Dünkü 'Jet-ski'ye binmeyin' haykırışımdan sonra bugün de 'Denize atlamayın' versiyonuyla devam ediyorum. Peki neden? Haberi görünce gözlerim yerinden çıktı da ondan. Siz de okudunuz mu bilmiyorum ama Türkiye'de her yıl ortalama 500 kişi, sığ suya balıklama atladığı için boynunu kırıyor, bu kişilerin yarısı da yaşamını yitiriyormuş.

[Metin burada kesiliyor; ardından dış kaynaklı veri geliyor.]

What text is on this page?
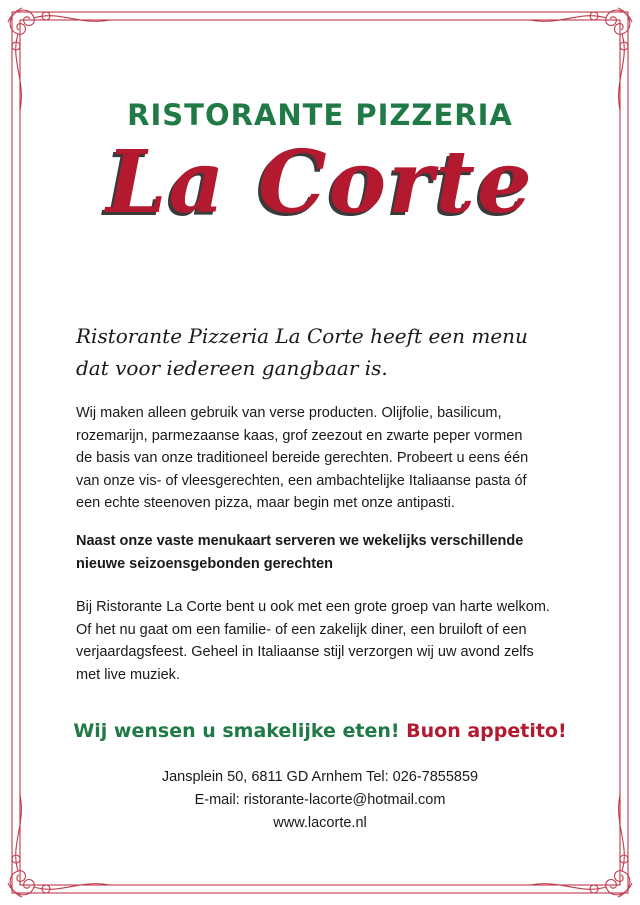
RISTORANTE PIZZERIA
La Corte
Ristorante Pizzeria La Corte heeft een menu
dat voor iedereen gangbaar is.
Wij maken alleen gebruik van verse producten. Olijfolie, basilicum,
rozemarijn, parmezaanse kaas, grof zeezout en zwarte peper vormen
de basis van onze traditioneel bereide gerechten. Probeert u eens één
van onze vis- of vleesgerechten, een ambachtelijke Italiaanse pasta óf
een echte steenoven pizza, maar begin met onze antipasti.
Naast onze vaste menukaart serveren we wekelijks verschillende
nieuwe seizoensgebonden gerechten
Bij Ristorante La Corte bent u ook met een grote groep van harte welkom.
Of het nu gaat om een familie- of een zakelijk diner, een bruiloft of een
verjaardagsfeest. Geheel in Italiaanse stijl verzorgen wij uw avond zelfs
met live muziek.
Wij wensen u smakelijke eten! Buon appetito!
Jansplein 50, 6811 GD Arnhem Tel: 026-7855859
E-mail: ristorante-lacorte@hotmail.com
www.lacorte.nl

Balıklama atlamak pek havalı bir yaz pozu olabilir ama suyun seviyesini ayarlayamazsanız kafanızı sert zemine çarpabilirsiniz. Omuriliğinizde hasarlar oluşabilir, felç kalabilir, hatta ölebilirsiniz.
'O zaman biz de çivileme atlarız Ayşeciğim' diyecek olursanız, ona da itirazım var. Rica edeceğim atlamayın. Çivileme atlama ile zemine kontrolsüz çakılma sonucu topuğunuzu, kalçanızı, belinizi zedeleyebilir, omurganızda kalıcı hasarlara sebep olabilirsiniz.
Yani neymiş? Jet-skiye binmediğimiz gibi, denize de atlamıyormuşuz. İskelenin merdivenlerinden usulca ya da kıyıdan sabırla giriyormuşuz. Tatil yapalım derken başımızı derde sokmuyormuşuz.